By: Geoff Huston
Date: September 7, 2005
Securing Inter-Domain Routing
For those who have been following this activity, the good news is that the base documents on securing inter-domain routing, being developed in the RPSEC working group are now in their final stages.
The next step is to look at the issue of standardization of an inter-domain routing protocol that can incorporate these requirements. There have been a number of secure routing protocol proposals over the past few years and part of the work will be the challenging aspect of standardizing a protocol that can support security in the inter-domain routing environment. It’s likely that there will be a BOF on this topic at IETF-64. This promises to be an interesting area of IETF activity in the coming months.
At IETF 63 there was a proposal to introduce a ‘Time To Live” or TTL for BGP updates. This is not the first proposal for a protocol mechanism to limit the scope of propagation of BGP updates, and no doubt will not be the last, but it does have the essential attributes of being simple in its definition and clear in its operation. Each AS decrements the TTL of an Update, and when the TTL value gets to zero the update is discarded. Given that about one half of the BGP routing table consists of more specific advertisements of existing aggregates, this method of localizing the propagation of more specific prefixes is certainly worth considering.
On another note, the revised specification for the BGP protocol proved to be a significant exercise taking some three years and 26 iterations of the draft document. The good news is that this work is now largely complete, and is currently in the publication process.
Current work is on version 3 of this interior routing protocol. This includes aspects of support for Traffic Engineering as well as adding explicit support for various forms of mobility. There is an interesting area of trade-off here in terms of how much functionality is pushed into the routing protocol itself, and how much is taken up by the application environment.

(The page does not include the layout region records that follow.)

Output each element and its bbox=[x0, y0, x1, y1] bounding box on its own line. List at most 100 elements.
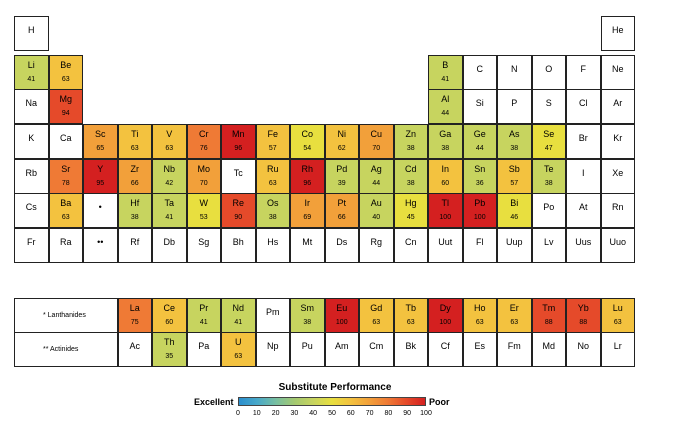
element-cell: Tb 63 bbox=[393, 298, 428, 333]
element-symbol: Lv bbox=[543, 237, 554, 247]
legend-poor-label: Poor bbox=[429, 397, 450, 407]
element-symbol: O bbox=[545, 64, 553, 74]
element-cell: As 38 bbox=[497, 124, 532, 159]
element-cell: P bbox=[497, 89, 532, 124]
element-symbol: Ti bbox=[131, 129, 139, 139]
element-cell: Xe bbox=[600, 159, 635, 194]
element-cell: Ba 63 bbox=[48, 193, 83, 228]
element-symbol: Rh bbox=[301, 164, 313, 174]
element-symbol: Re bbox=[232, 198, 244, 208]
element-symbol: Eu bbox=[336, 303, 348, 313]
element-cell: Cr 76 bbox=[186, 124, 221, 159]
element-cell: Ta 41 bbox=[152, 193, 187, 228]
element-symbol: Md bbox=[542, 341, 555, 351]
element-value: 76 bbox=[199, 145, 208, 152]
element-symbol: Se bbox=[543, 129, 555, 139]
element-symbol: La bbox=[129, 303, 140, 313]
element-cell: K bbox=[14, 124, 49, 159]
element-value: 47 bbox=[544, 145, 553, 152]
element-symbol: Es bbox=[474, 341, 485, 351]
element-symbol: H bbox=[28, 25, 35, 35]
element-cell: Hf 38 bbox=[117, 193, 152, 228]
element-symbol: Tb bbox=[405, 303, 416, 313]
element-cell: Mn 96 bbox=[221, 124, 256, 159]
element-symbol: Li bbox=[27, 60, 35, 70]
element-value: 38 bbox=[130, 214, 139, 221]
element-cell: Fr bbox=[14, 228, 49, 263]
element-cell: Ni 62 bbox=[324, 124, 359, 159]
element-symbol: Sc bbox=[94, 129, 106, 139]
element-cell: Po bbox=[531, 193, 566, 228]
element-value: 100 bbox=[335, 319, 348, 326]
element-symbol: Cl bbox=[579, 98, 588, 108]
element-symbol: Ba bbox=[60, 198, 72, 208]
element-cell: Am bbox=[324, 332, 359, 367]
element-cell: Nb 42 bbox=[152, 159, 187, 194]
element-value: 90 bbox=[234, 214, 243, 221]
element-symbol: Al bbox=[441, 94, 450, 104]
legend-tick: 60 bbox=[346, 410, 355, 417]
element-cell: W 53 bbox=[186, 193, 221, 228]
element-value: 54 bbox=[303, 145, 312, 152]
element-value: 38 bbox=[406, 145, 415, 152]
element-symbol: Nb bbox=[163, 164, 175, 174]
element-value: 60 bbox=[165, 319, 174, 326]
element-cell: Rh 96 bbox=[290, 159, 325, 194]
legend-tick: 80 bbox=[384, 410, 393, 417]
element-value: 63 bbox=[268, 180, 277, 187]
element-symbol: Zr bbox=[130, 164, 140, 174]
element-symbol: Fl bbox=[476, 237, 484, 247]
element-cell: V 63 bbox=[152, 124, 187, 159]
element-symbol: Sm bbox=[300, 303, 315, 313]
element-cell: Sr 78 bbox=[48, 159, 83, 194]
element-cell: Pt 66 bbox=[324, 193, 359, 228]
element-cell: Db bbox=[152, 228, 187, 263]
element-symbol: Rn bbox=[611, 202, 624, 212]
element-cell: Uuo bbox=[600, 228, 635, 263]
element-cell: Es bbox=[462, 332, 497, 367]
element-cell: Fm bbox=[497, 332, 532, 367]
element-cell: Li 41 bbox=[14, 55, 49, 90]
element-symbol: Ar bbox=[613, 98, 623, 108]
element-symbol: Ni bbox=[337, 129, 347, 139]
element-cell: Y 95 bbox=[83, 159, 118, 194]
element-value: 78 bbox=[61, 180, 70, 187]
element-cell: Sg bbox=[186, 228, 221, 263]
element-symbol: U bbox=[235, 337, 242, 347]
element-symbol: Rg bbox=[370, 237, 382, 247]
element-symbol: Bk bbox=[405, 341, 416, 351]
element-symbol: Rf bbox=[130, 237, 140, 247]
element-cell: Be 63 bbox=[48, 55, 83, 90]
element-symbol: Ho bbox=[473, 303, 486, 313]
element-cell: •• bbox=[83, 228, 118, 263]
element-cell: Uup bbox=[497, 228, 532, 263]
element-symbol: Cd bbox=[404, 164, 417, 174]
element-symbol: Sr bbox=[61, 164, 71, 174]
element-cell: Os 38 bbox=[255, 193, 290, 228]
element-cell: Co 54 bbox=[290, 124, 325, 159]
element-value: 100 bbox=[439, 319, 452, 326]
element-symbol: Na bbox=[25, 98, 37, 108]
element-cell: Ru 63 bbox=[255, 159, 290, 194]
element-cell: Cd 38 bbox=[393, 159, 428, 194]
element-cell: H bbox=[14, 16, 49, 51]
element-symbol: V bbox=[166, 129, 173, 139]
element-value: 44 bbox=[475, 145, 484, 152]
element-value: 63 bbox=[613, 319, 622, 326]
element-value: 41 bbox=[199, 319, 208, 326]
element-cell: Ce 60 bbox=[152, 298, 187, 333]
element-symbol: Rb bbox=[25, 168, 37, 178]
element-symbol: Ds bbox=[336, 237, 348, 247]
element-cell: Ra bbox=[48, 228, 83, 263]
element-value: 38 bbox=[544, 180, 553, 187]
element-value: 66 bbox=[130, 180, 139, 187]
element-symbol: Cr bbox=[199, 129, 209, 139]
element-symbol: Hf bbox=[130, 198, 140, 208]
element-value: 53 bbox=[199, 214, 208, 221]
element-cell: Fe 57 bbox=[255, 124, 290, 159]
element-value: 57 bbox=[510, 180, 519, 187]
element-symbol: Mo bbox=[197, 164, 210, 174]
element-cell: Pb 100 bbox=[462, 193, 497, 228]
legend-color-bar bbox=[238, 397, 426, 406]
element-cell: Lu 63 bbox=[600, 298, 635, 333]
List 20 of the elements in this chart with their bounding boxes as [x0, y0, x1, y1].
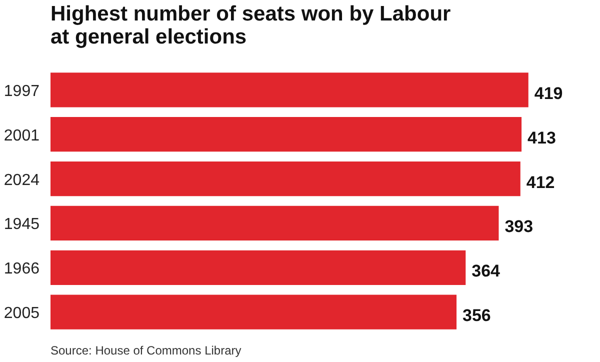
data-label: 356: [462, 306, 491, 326]
y-tick-label: 1966: [4, 260, 40, 278]
bar: [50, 294, 457, 330]
bar: [50, 72, 528, 108]
y-tick-label: 2001: [4, 127, 40, 144]
data-label: 393: [504, 217, 534, 236]
bar: [50, 206, 499, 241]
bar: [50, 161, 520, 196]
chart-title: Highest number of seats won by Labour at general elections: [50, 2, 451, 48]
y-tick-label: 1997: [4, 82, 40, 100]
bar: [50, 117, 522, 152]
data-label: 419: [534, 84, 563, 103]
bar: [50, 250, 466, 285]
data-label: 413: [528, 128, 556, 148]
y-tick-label: 2024: [4, 172, 40, 189]
y-tick-label: 1945: [4, 216, 40, 234]
y-tick-label: 2005: [4, 305, 40, 322]
data-label: 364: [472, 262, 501, 281]
source-note: Source: House of Commons Library: [50, 344, 242, 358]
data-label: 412: [526, 172, 555, 192]
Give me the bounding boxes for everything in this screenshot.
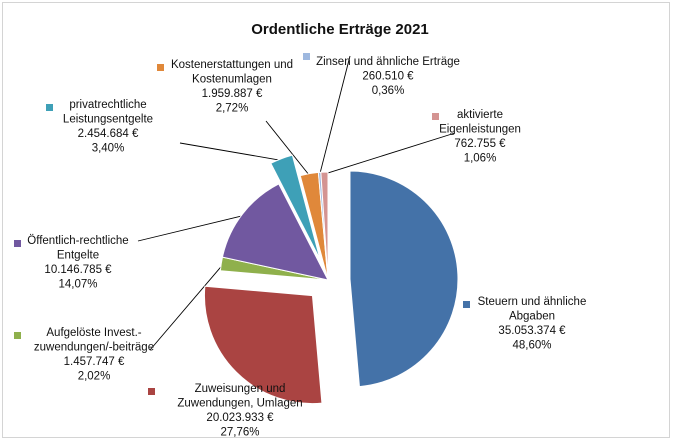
slice-percent-3: 14,07% xyxy=(58,279,97,291)
slice-swatch-3 xyxy=(14,240,21,247)
slice-name-3: Entgelte xyxy=(57,250,99,262)
slice-swatch-2 xyxy=(14,332,21,339)
slice-percent-0: 48,60% xyxy=(512,340,551,352)
chart-title: Ordentliche Erträge 2021 xyxy=(251,21,429,38)
slice-name-5: Kostenumlagen xyxy=(192,74,272,86)
slice-value-3: 10.146.785 € xyxy=(44,264,112,276)
slice-name-1: Zuwendungen, Umlagen xyxy=(177,398,302,410)
leader-lines xyxy=(137,55,456,351)
pie-slice-7 xyxy=(320,171,329,281)
leader-line-6 xyxy=(319,55,351,175)
slice-name-7: aktivierte xyxy=(457,109,503,121)
slice-percent-7: 1,06% xyxy=(464,153,497,165)
slice-name-4: privatrechtliche xyxy=(69,99,146,111)
slice-swatch-5 xyxy=(157,64,164,71)
slice-name-1: Zuweisungen und xyxy=(195,383,286,395)
leader-line-2 xyxy=(149,263,224,351)
slice-value-5: 1.959.887 € xyxy=(202,88,263,100)
pie-slice-1 xyxy=(203,285,323,405)
slice-name-6: Zinsen und ähnliche Erträge xyxy=(316,56,460,68)
slice-name-2: zuwendungen/-beiträge xyxy=(34,342,154,354)
slice-swatch-4 xyxy=(46,104,53,111)
slice-percent-5: 2,72% xyxy=(216,103,249,115)
slice-name-0: Steuern und ähnliche xyxy=(478,296,587,308)
leader-line-5 xyxy=(265,120,310,176)
leader-line-4 xyxy=(179,142,283,161)
slice-value-7: 762.755 € xyxy=(454,138,506,150)
pie-slice-0 xyxy=(349,170,459,388)
slice-name-4: Leistungsentgelte xyxy=(63,114,153,126)
slice-swatch-1 xyxy=(148,388,155,395)
slice-labels: Steuern und ähnliche Abgaben 35.053.374 € 4… xyxy=(14,53,586,439)
slice-swatch-6 xyxy=(303,53,310,60)
slice-value-0: 35.053.374 € xyxy=(498,325,566,337)
pie-slice-4 xyxy=(270,154,321,260)
slice-value-6: 260.510 € xyxy=(362,71,414,83)
slice-value-2: 1.457.747 € xyxy=(64,356,125,368)
slice-percent-2: 2,02% xyxy=(78,371,111,383)
slice-percent-4: 3,40% xyxy=(92,143,125,155)
slice-percent-6: 0,36% xyxy=(372,85,405,97)
slice-name-7: Eigenleistungen xyxy=(439,124,521,136)
slice-percent-1: 27,76% xyxy=(220,427,259,439)
slice-value-1: 20.023.933 € xyxy=(206,412,274,424)
slice-name-0: Abgaben xyxy=(509,311,555,323)
slice-value-4: 2.454.684 € xyxy=(78,128,139,140)
pie-slice-3 xyxy=(221,183,329,281)
slice-swatch-7 xyxy=(432,113,439,120)
slice-swatch-0 xyxy=(463,301,470,308)
slice-name-2: Aufgelöste Invest.- xyxy=(46,327,141,339)
slice-name-3: Öffentlich-rechtliche xyxy=(27,235,128,247)
leader-line-7 xyxy=(324,132,456,175)
leader-line-3 xyxy=(137,214,245,242)
pie-slices xyxy=(203,154,459,405)
chart-frame xyxy=(2,2,670,438)
slice-name-5: Kostenerstattungen und xyxy=(171,59,293,71)
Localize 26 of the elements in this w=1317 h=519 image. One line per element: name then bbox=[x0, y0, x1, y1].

The Working Group is currently working on documenting a number of implementation practices and extensions. The bulk of this work is now coming to a conclusion and the next steps for ISIS appear to be on the agenda for the Routing Area.
The current activity here includes the task of adding multicast to MPLS. No doubt one of these days we’ll see multicast become an accepted and integral part of the portfolio of IP services, but multicast provides a set of technical and business challenges that continue to make its ubiquitous deployment a challenging goal. However there is a lot of interest in multicast these days, and maybe we’ll make some progress in this. Also there is the continuing work in extending MPLS into inter-area support.
Standardizing various aspects of the design of Virtual Private Networks continues to be an aspect of the IETF’s work. The original work on standardizing aspects of VPNs quickly split into two working groups, the Level2 and Level 3 VPN working groups, reflecting the two major approaches to VPN implementation. These working groups sit in the Internet Area of the IETF. The Routing Area now has a Level 1 VPN working group, looking at the aspects of providing a synthetic Layer 1 VPN between the customer’s edge devices.
Note: This article does not attempt to provide a complete summary of all IETF activities in this area. It reflects a personal perspective on some current highlights.